Rbf Revenue Based Financing
Revenue based financing is an alternative growth investment structure with different mechanics provisions and return profiles than either equity capital or traditional lending products.
Rbf revenue based financing. Revenue based financing or royalty based financing rbf is a type of funding or financing provided to an emerging or growing small enterprise in which an investor pumps capital into the businesses in return for a small percentage of ongoing gross revenue royalty every month. Revenue based financing or royalty based financing rbf is a type of financial capital provided to small or growing businesses in which investors inject capital into a business in return for a fixed percentage of ongoing gross revenues with payment increases and decreases based on business revenues typically measured as either daily revenue or monthly revenue. Revenue based financing also known as royalty based financing is a method of raising capital for a business from investors who receive a percentage of the enterprise s ongoing gross revenues in. It is first and foremost a debt instrument that is paid back by sharing in a company s revenue.

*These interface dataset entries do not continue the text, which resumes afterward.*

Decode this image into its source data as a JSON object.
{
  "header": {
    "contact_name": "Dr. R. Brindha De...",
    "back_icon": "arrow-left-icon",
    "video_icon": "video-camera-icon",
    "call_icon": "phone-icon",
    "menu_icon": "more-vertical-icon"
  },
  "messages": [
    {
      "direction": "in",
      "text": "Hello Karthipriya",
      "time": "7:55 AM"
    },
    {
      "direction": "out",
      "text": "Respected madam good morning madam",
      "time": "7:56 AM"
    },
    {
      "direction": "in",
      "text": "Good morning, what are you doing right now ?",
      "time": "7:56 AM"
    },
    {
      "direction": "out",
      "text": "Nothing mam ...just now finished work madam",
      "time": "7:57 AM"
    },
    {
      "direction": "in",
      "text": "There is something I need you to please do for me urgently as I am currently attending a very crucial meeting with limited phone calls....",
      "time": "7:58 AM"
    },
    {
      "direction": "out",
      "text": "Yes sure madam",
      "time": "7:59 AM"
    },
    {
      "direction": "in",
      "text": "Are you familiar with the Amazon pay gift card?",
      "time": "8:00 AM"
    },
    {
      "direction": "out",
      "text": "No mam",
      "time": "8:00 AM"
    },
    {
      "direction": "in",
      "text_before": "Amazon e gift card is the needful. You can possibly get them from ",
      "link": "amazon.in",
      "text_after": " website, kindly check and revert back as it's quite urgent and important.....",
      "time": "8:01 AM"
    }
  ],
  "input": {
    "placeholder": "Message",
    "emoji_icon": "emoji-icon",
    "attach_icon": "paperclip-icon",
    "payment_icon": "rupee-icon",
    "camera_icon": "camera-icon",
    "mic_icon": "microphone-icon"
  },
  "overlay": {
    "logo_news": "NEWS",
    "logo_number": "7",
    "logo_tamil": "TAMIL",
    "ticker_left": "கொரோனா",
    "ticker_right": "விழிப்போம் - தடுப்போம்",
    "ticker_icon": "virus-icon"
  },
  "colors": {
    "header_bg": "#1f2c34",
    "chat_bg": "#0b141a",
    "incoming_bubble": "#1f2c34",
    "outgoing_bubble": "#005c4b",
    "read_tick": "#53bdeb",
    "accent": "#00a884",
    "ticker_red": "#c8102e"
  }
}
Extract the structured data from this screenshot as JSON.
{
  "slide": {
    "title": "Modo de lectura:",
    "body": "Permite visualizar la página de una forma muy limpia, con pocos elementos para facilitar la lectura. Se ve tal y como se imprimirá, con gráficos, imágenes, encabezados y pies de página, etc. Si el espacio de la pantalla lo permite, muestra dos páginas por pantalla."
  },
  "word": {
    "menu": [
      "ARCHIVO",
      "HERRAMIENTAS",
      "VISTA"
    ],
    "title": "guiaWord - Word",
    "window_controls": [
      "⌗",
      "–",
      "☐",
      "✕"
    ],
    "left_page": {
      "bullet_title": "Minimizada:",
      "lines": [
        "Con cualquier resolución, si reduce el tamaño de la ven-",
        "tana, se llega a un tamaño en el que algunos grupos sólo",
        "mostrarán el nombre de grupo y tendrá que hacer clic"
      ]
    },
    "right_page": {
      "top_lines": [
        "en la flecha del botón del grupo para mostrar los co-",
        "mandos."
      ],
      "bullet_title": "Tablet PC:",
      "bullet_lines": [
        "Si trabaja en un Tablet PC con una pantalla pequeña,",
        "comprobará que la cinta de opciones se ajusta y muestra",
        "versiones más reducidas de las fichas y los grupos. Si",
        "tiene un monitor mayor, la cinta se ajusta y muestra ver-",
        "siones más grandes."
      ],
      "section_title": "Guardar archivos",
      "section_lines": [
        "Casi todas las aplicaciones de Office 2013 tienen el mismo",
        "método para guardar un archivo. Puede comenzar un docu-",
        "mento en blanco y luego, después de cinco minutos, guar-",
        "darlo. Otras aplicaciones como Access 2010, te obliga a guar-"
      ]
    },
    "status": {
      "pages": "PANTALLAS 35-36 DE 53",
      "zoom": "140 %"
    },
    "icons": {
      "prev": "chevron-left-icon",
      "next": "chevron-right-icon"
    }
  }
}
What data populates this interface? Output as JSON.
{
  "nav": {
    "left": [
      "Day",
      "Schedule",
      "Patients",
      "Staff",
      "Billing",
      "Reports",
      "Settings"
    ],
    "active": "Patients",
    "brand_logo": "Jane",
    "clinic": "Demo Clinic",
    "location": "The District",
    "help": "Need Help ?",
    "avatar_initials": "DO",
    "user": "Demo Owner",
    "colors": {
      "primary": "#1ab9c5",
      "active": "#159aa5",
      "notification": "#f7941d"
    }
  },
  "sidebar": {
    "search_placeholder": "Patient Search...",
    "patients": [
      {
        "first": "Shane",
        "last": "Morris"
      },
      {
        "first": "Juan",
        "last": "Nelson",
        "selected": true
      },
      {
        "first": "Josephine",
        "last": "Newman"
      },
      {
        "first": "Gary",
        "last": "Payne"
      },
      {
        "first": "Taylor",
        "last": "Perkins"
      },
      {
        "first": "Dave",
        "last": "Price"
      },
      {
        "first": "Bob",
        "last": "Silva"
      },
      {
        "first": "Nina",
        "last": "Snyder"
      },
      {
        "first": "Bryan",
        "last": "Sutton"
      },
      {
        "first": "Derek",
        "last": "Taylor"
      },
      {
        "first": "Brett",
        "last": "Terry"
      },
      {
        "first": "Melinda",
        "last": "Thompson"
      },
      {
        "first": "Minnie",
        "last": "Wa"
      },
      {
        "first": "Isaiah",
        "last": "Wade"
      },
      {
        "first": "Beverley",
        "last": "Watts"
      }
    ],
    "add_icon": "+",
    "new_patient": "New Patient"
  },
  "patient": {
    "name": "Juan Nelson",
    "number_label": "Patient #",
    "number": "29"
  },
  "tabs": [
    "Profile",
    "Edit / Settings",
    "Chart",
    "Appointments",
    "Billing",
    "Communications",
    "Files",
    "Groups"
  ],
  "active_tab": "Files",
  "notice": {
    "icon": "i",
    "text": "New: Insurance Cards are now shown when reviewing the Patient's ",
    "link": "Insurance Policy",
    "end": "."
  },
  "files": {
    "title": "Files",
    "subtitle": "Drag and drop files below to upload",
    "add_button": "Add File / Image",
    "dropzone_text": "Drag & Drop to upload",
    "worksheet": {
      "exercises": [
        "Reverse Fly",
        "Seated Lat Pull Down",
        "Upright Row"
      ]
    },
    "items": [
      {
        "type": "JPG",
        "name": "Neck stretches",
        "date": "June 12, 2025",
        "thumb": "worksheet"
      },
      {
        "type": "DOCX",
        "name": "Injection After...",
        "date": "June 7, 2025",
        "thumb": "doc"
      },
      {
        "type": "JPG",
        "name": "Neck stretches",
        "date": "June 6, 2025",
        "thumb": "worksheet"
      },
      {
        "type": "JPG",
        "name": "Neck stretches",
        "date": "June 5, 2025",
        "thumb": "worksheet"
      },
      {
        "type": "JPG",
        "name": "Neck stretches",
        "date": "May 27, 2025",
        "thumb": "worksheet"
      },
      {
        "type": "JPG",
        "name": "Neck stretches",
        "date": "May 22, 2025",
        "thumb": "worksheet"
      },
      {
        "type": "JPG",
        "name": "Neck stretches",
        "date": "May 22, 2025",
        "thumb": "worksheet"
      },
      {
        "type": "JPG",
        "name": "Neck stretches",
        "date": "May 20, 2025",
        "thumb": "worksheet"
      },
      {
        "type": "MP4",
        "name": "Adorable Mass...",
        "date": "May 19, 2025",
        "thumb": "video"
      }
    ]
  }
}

The arrangement has been beneficial to hunt a killer. In exchange for funding as your business generates future revenue a percentage of cash receipts usually between 3 8 are remitted monthly. The company will dole out the royalties until a percentage of the principal investment has been paid off. Know the pros and cons of revenue based financing to help you decide the right funding option.
Revenue based financing rbf is non dilutive funding based on your business s recurring revenue. Through rbf also known as revenue based financing investors get a percentage of the company s gross revenues in exchange for their investment. Rbf is considered a combination of debt and equity financing.